Like many teens in the 90s, I picked up the guitar and began jamming in my parent’s basement, and when I procured a Fostex 4-track at a garage sale I started to experiment with recording – manual tape delay, reverse, multitracking.
Once it was possible to work with “CD quality” (16/44.1) audio on a home PC, I became interested in soft-sythesis, because it bypassed what was still a major hurdle for producing high-quality recordings: the D/A signal path.
In this time, my friends and I started throwing warehouse parties (“raves”) and electronic music took over in my mind. My software weapon of choice was ReBirth and then later Reason, as it allowed me to design a song internally and then mix it down at 44.1 without ever crossing that D/A barrier.
As the years wore on I had children and got out of throwing parties, but my home studio grew and grew as I kept on working on music. I amassed a huge collection of synths and processors and branched out into other software. Cubase. Sonar. Protools. I owned them all, but around the same time Reason had merged with Record to develop from a software synthesizer into a full-fledged DAW.

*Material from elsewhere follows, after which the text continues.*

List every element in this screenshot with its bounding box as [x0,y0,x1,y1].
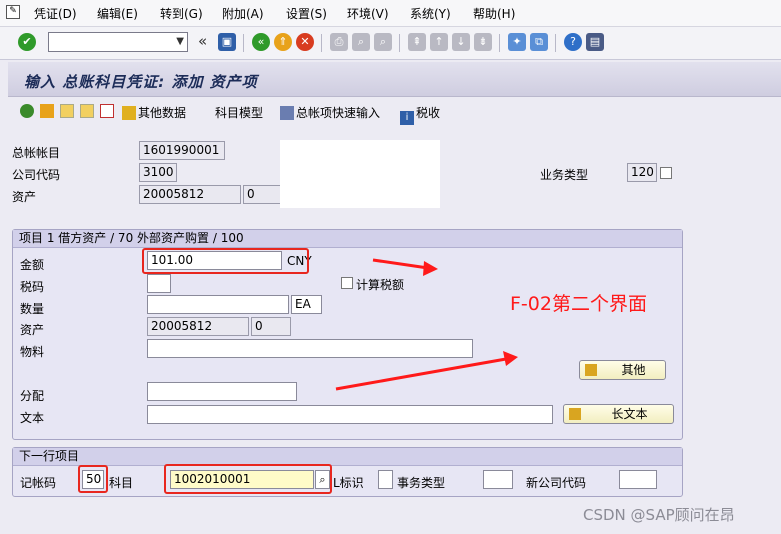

Meanwhile I’ve been watching my friends and colleagues in the industry and what kind of setup they chose to use as the technology has changed.
I remember sitting in a friend’s studio while he was working on a track, with $100k worth of outboard equipment sitting there and when a reverb was called for, he pulled a VST.
I remember sitting in front of a 48 channel mixer which was the centerpiece of the control room (as is the custom) and watching my engineer friend lean forward, across the mixer, for hours, straining to see a monitor five feet away.
I remember seeing that same engineer using software sliders, despite the console which cost tens of thousands of dollars between him and the screen.
Here’s the thing: in any trade, you keep the tools that you use the most the closest to you. Makes sense doesn’t it?
We all have this image in our mind of what a “recording studio” is supposed to look like. Huge mixing console, glass window between the engineer and the control room… when I looked at the types of studios my associates were putting together around the world, I had to shake my head. Although they looked great and they put great work together, much of what they were doing was redundant, besides being ergonomically uncomfortable.
If 95% of the time spent working on a track is done on a computer monitor, why not put that monitor close, so you’re not leaning forward? If 98% of the time you set a level on an input and then leave it there, why do you need all those hardware sliders? If 90% of the time you’re really only recording 1-3 tracks at a time, why do you need a 48 channel input?
Don’t get me wrong, I’m a big fan of blinky lights. But at the heart of what a recording studio is, there are a few things you absolutely must have:
- Acoustic treatment. The room needs to be acoustically clean to get a good recording in the first place.
- Quality microphones. The difference between a $50 microphone and a $1500 microphone is unbelievable. The difference between a $1500 microphone and a $10,000 microphone is totally debatable.
- Powerful computer. Mac or PC, it does not matter, as long as it’s powerful enough to flawlessly run your DAW.
- DAW software. Protools or Reason, it does not matter, as long as the engineer and producer really know how to use it.
- Quality monitors (speakers). Hearing the music you’re working on, accurately, is absolutely paramount.
When it came time to build my own studio – real studio, not bedroom studio – I looked at the ergonomics and practicalities of it and came up with the Shadybrook studio design, a comfortable space to hang out in whether by myself or with a full band.
It needed to employ the best practices outlined above, while at the same time pragmatically questioning all the rest of the assumed design guidelines of a recording studio.
Rather than putting the traditional console right in front of me and then leaning across it to see the screens for my DAW, I downsized to a much smaller mixer which is really just an interface with volume knobs and some routing capability and put it just off to the side, within reach but not between myself and the production screen. 12 channels more than enough for 98% of all the recording I’ve ever done – I’m not recording orchestras. Typically when a band comes through, we’ll track the drums, and then the guitars and bass and everything else separately, one at a time… typically no more than 1-3 channels at once.
And rather than spending a million dollars on a Protools rig and all the necessary plugins, I chose to build a powerful PC and then ditch Cubase, Sonar and Protools (all of which I owned and had used) for Reason 9.5. Having been a Reason user since the beginning, I know it very intimately, and the last couple of versions have really fleshed it out into a professional recording DAW. There’s really nothing you can’t do with it, if you know how to do it… rather like Protools actually. The main reason that Protools is “industry standard” is because that’s what they teach in the schools so it’s what new engineers know how to use.
I’m not new.
It’s not a traditional approach but then again, I’m not very traditional. I’ve never been attracted to the sterile recording studios and found the control rooms ergonomically uncomfortable for my bad back to work in for extended periods.
Shadybrook is designed from the ground up to be a great place to hang out in. It’s relaxing. When artists are relaxed, magic happens.